In this work, the effects of slag addition on the geopolymerization process and sulfate resistance of alkali-activated cement were studied. The substitution of metakaolin by slag increased the reactivity of precursors, contributing to a higher reaction rate and accelerating geopolymerization process. The mechanical properties and sulfate resistance were significantly improved with the incorporation of slag. The results show that the transformation of gel phases and development of pore structures were the vital reasons for improvement of sulfate resistance. The quantity of C-A-S-H generation increased with the slag content and consequently to a more compact microstructure. The refinement of pore structures came from the higher space-filling capacity of C-A-S-H phase and the filling effect of slag particles. The optimum replacement level of metakaolin was 30 wt%, in terms of sulfate resistance development and the potential damage of ettringite. This work provides a reference for the utilization of granulated blast furnace slag in metakaolin based geopolymer, which is of great value in urging geopolymer towards practical application in harsh environment.
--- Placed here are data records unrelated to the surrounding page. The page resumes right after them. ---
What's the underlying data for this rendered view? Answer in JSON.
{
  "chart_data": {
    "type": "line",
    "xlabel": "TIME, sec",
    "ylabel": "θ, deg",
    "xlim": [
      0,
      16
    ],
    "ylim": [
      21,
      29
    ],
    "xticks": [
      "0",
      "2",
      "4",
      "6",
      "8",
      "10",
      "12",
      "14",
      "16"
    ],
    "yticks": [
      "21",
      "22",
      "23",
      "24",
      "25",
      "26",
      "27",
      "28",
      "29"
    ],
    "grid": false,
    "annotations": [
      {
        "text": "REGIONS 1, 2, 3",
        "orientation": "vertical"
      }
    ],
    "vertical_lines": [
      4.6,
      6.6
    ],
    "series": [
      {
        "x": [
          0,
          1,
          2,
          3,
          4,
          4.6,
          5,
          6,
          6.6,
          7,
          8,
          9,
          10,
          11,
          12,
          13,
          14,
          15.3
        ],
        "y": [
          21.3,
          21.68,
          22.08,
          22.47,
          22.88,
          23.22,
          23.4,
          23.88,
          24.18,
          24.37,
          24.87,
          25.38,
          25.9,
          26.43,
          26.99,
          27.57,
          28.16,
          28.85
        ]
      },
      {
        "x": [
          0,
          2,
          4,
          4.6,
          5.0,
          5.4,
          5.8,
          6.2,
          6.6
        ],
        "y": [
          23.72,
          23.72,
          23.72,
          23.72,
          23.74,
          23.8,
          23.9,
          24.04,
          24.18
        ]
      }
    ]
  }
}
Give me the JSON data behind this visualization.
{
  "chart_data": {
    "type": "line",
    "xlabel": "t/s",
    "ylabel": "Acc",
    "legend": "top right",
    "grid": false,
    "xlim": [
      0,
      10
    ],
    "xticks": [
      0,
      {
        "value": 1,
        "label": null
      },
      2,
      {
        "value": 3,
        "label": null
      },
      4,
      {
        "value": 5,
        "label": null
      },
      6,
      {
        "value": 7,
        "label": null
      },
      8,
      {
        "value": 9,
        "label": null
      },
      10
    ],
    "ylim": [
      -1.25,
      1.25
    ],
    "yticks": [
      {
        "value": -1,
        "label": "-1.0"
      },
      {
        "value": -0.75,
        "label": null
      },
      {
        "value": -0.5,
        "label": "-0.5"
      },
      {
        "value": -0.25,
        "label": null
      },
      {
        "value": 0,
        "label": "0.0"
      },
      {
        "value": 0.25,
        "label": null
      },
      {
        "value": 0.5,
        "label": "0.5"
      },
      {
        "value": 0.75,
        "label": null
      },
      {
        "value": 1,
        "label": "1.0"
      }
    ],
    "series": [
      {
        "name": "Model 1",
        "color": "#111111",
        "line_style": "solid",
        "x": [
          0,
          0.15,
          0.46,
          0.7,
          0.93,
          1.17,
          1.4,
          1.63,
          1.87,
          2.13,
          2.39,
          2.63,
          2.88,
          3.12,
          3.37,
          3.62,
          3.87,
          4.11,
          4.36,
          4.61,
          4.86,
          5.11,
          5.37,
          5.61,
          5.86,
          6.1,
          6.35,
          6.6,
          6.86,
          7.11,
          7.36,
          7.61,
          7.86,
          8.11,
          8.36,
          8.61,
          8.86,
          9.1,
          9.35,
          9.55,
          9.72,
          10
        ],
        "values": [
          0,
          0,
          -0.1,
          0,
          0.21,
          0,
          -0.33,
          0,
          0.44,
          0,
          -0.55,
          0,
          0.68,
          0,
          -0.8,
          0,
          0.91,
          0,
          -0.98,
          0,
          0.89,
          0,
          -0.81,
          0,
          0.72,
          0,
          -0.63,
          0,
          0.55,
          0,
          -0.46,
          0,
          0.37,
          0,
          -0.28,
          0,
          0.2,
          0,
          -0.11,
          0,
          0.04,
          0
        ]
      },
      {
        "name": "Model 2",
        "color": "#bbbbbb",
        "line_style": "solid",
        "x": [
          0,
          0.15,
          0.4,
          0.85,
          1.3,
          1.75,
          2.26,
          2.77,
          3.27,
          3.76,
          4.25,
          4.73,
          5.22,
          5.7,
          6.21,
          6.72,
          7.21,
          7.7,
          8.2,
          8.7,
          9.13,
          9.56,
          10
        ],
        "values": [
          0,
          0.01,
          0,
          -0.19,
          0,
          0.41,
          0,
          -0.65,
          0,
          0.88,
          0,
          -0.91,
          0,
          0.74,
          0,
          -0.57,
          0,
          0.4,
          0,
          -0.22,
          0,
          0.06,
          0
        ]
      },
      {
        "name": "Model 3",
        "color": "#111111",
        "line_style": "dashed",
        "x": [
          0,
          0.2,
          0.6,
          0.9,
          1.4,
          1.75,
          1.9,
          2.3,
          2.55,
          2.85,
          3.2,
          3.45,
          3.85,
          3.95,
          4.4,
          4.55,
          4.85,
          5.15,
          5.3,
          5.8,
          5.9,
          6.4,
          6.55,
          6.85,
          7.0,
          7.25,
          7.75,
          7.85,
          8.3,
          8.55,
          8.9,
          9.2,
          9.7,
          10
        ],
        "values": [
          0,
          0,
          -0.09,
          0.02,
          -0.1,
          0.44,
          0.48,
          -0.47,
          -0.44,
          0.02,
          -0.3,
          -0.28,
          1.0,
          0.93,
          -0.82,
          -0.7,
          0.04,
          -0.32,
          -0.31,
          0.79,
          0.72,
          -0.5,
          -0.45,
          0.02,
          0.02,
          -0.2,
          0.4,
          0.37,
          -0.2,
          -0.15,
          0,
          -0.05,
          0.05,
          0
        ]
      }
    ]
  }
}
在这项工作中，研究了炉渣添加对碱活化水泥的地质聚合过程和抗硫酸盐性的影响。用高炉渣代替偏高岭土可提高前驱体的反应性，从而有助于提高反应速率并加速地聚过程。炉渣的加入显着改善了机械性能和耐硫酸盐性。结果表明，凝胶相的转变和孔结构的发展是提高耐硫酸盐性的重要原因。CASH的产生量随炉渣含量的增加而增加，因此组织更加紧凑。细孔结构的细化来自于CASH相较高的空间填充能力和炉渣颗粒的填充效果。就硫酸盐抗性的发展和钙矾石的潜在损害而言，偏高岭土的最佳替代水平为30重量％。这项工作为偏高岭土基聚合物中粒化高炉矿渣的利用提供了参考，这对促使地质聚合物在恶劣环境中的实际应用具有重要价值。